La filiale de la Caisse des dépôts qui se consacre à la transition énergétique et écologique de l'économie considère que la contribution du prix du carbone à la réduction des émissions peut être évaluée entre 0 et 10  % depuis dix ans.

Alors que la plupart des spécialistes estiment que pour être efficace le prix du carbone devrait se situer dès maintenant autour de 25 à 30  euros, ce prix se maintient depuis 2012 à moins de 8  euros. L'Allemagne, qui possède quatre des cinq centrales à base de charbon les plus polluantes en Europe, a même décidé ces dernières années d'accroître sa production d'électricité à base de charbon.
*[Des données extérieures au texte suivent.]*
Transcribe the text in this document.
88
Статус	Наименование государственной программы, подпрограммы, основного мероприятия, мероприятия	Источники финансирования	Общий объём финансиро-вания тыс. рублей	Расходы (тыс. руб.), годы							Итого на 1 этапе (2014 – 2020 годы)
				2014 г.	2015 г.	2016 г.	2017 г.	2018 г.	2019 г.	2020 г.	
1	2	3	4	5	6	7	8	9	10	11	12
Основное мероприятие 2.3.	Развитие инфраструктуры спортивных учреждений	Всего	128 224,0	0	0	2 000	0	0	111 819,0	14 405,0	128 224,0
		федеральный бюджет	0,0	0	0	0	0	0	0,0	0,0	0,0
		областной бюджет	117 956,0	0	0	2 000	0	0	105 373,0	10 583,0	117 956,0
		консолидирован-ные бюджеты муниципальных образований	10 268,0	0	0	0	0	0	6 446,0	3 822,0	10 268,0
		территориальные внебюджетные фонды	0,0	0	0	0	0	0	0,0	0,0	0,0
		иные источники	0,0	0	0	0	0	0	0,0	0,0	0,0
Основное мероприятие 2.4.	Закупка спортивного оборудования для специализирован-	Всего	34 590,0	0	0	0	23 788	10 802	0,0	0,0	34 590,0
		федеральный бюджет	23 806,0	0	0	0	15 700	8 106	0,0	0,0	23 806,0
Les raisons de cette situation catastrophique sont bien connues : allocation de quotas trop importante, distribution de quotas gratuits. Mais derrière ces dysfonctionnements, il existe une cause fondamentale : la grande rigidité du système.

Des ressources financières significatives

Peut-on vraiment programmer les allocations de la période 2021-2030 alors qu'il est impossible de prévoir la conjoncture économique, le prix des énergies fossiles, tellement volatil, le temps qu'il fera au cours des prochains hivers… Or, le marché du carbone n'a aucune utilité s'il ne garantit pas un niveau de prix élevé afin de décourager les sites industriels les plus polluants, et s'il ne donne pas aux chefs d'entreprises un prix du carbone sur la longue durée pour qu'ils puissent arrêter leur politique d'investissement avec un minimum de sécurité. Dans l'hypothèse où le prix du carbone ne dépasserait pas significativement la zone des 30  euros dans les années 2019-2020, ne peut-on imaginer qu'au lieu de passer à la quatrième phase d'allocation des quotas (2021-2030), l'Europe opte pour une taxe carbone?

L'engagement en faveur du recours à la taxe serait pris dès maintenant. Ce serait un moyen de montrer la détermination de  l'Europe en matière de lutte contre le réchauffement climatique. Les ressources financières dégagées au profit de la cause climatique seraient significatives, au lieu d'être symboliques, et la taxe toucherait les produits importés. L'idéal serait naturellement que d'autres régions du monde fassent de même. Dans quelle situation serions-nous, si nous constations en  2030 qu'en raison des dysfonctionnements du marché carbone, l'objectif de réduction des émissions de gaz carbonique n'a pas été respecté ? Nous aurions sous nos yeux la certitude d'une hausse de température supérieure à 2 degrés avant la fin du siècle. Les conséquences seraient alors non pas dramatiques mais véritablement apocalyptiques. Pour agir, il serait trop tard ! Nous n'avons pas le droit de prendre ce risque insensé pour les générations futures.